# Nvidia 940MX Recording Support



## Minecraft Inside (May 26, 2018)

Can You Guys Please Make Nvidia 940MX Support In OBS Studio. I Have A 1 Year Old Computer With A Core I7 Processor (REALLY GOOD) But A NVIDIA GEFORCE 940MX (OLD GPU) And Its 750$. Can You Guys Make Support For That In The Latest Version Of OBS Studio.

Reguards,
Minecraft Inside


----------



## Osiris (May 26, 2018)

You can record perfectly fine on a 940MX, you just can't use NVENC since the 940MX does not support that.


----------



## Minecraft Inside (May 27, 2018)

Osiris said:


> You can record perfectly fine on a 940MX, you just can't use NVENC since the 940MX does not support that.

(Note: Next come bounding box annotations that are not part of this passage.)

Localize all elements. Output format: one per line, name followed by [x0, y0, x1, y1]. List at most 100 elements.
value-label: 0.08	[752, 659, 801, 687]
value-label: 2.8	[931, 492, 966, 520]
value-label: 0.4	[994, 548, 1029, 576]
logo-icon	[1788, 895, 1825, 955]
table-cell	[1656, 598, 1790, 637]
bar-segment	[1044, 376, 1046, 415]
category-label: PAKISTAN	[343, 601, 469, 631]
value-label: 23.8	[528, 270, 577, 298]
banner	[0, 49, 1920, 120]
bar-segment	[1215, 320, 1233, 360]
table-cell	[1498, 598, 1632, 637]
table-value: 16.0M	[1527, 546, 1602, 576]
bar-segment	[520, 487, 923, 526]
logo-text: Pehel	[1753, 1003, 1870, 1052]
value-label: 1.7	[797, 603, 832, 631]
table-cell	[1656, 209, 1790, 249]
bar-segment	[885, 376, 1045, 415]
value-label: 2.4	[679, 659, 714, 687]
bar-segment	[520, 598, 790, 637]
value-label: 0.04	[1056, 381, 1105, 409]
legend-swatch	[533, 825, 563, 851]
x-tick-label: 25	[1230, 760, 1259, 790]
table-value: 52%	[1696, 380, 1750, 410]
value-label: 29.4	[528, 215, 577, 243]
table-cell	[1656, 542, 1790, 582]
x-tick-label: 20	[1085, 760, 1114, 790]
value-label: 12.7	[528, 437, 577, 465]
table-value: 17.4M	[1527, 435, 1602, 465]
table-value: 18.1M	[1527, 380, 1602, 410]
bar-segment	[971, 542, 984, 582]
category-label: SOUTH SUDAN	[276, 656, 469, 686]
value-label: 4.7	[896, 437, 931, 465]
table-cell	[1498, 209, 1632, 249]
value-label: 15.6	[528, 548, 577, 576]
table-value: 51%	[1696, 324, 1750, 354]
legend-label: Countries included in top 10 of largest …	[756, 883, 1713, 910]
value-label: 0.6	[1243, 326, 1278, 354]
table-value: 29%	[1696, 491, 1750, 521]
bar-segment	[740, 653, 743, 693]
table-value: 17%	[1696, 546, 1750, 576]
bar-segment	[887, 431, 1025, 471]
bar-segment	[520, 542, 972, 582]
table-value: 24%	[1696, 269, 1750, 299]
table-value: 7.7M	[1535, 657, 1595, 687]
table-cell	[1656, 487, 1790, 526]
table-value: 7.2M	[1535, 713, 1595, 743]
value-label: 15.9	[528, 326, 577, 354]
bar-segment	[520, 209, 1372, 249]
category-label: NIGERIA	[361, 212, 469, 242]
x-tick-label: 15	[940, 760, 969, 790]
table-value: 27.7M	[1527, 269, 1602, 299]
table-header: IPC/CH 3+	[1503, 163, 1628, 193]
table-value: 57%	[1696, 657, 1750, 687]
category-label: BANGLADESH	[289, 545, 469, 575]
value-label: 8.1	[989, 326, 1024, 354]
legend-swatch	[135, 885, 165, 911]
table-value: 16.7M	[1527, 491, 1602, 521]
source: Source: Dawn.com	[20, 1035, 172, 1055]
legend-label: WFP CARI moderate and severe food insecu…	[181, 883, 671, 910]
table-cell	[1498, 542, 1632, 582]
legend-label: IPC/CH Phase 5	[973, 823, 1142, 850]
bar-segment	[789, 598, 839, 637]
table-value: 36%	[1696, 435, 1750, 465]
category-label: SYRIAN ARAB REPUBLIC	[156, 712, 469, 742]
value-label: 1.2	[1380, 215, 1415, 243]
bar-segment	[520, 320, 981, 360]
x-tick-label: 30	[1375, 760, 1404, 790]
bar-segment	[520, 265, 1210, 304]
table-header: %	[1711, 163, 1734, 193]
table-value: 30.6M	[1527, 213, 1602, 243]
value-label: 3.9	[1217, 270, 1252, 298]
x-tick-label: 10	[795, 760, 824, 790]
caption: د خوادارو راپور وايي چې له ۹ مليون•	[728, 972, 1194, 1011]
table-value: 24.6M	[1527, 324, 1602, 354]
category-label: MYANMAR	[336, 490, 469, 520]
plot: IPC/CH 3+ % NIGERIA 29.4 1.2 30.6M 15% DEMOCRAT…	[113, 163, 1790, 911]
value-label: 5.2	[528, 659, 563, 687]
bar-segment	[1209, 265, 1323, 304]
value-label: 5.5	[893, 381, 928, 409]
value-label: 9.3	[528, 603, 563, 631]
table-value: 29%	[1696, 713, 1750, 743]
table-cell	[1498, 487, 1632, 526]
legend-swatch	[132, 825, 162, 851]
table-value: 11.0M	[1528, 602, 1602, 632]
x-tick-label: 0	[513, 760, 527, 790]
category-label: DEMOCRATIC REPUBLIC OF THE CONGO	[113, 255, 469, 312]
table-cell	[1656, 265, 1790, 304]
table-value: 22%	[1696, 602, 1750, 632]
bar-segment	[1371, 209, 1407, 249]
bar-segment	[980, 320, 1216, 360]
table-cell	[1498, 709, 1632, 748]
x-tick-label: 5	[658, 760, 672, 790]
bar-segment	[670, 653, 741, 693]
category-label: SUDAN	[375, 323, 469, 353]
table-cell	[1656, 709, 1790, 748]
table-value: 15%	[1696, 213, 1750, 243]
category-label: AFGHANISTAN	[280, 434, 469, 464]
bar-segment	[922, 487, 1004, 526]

Can You Please Make Something In The Latest Version Of OBS Studio So Old GPU Are Supported.


----------



## Osiris (May 27, 2018)

You should read what I said again.


----------



## ShadeHL (Aug 6, 2019)

The Forum mod team that they have here is horrendous and they should find new staff. What kind of answer is "You should read what I said again." I mean cmon if that is how you talk people that's a disgrace.


----------



## dodgepong (Aug 7, 2019)

I agree that that was not a graceful way to answer the question, so thank you for bringing this up. We've been trying to improve the quality of support that we are able to give (though do note that all community mods and forum moderators are volunteers, not staff). Obviously there are posts lingering around like this that aren't reflective of the attitude we'd like to project, so I apologize for that.


----------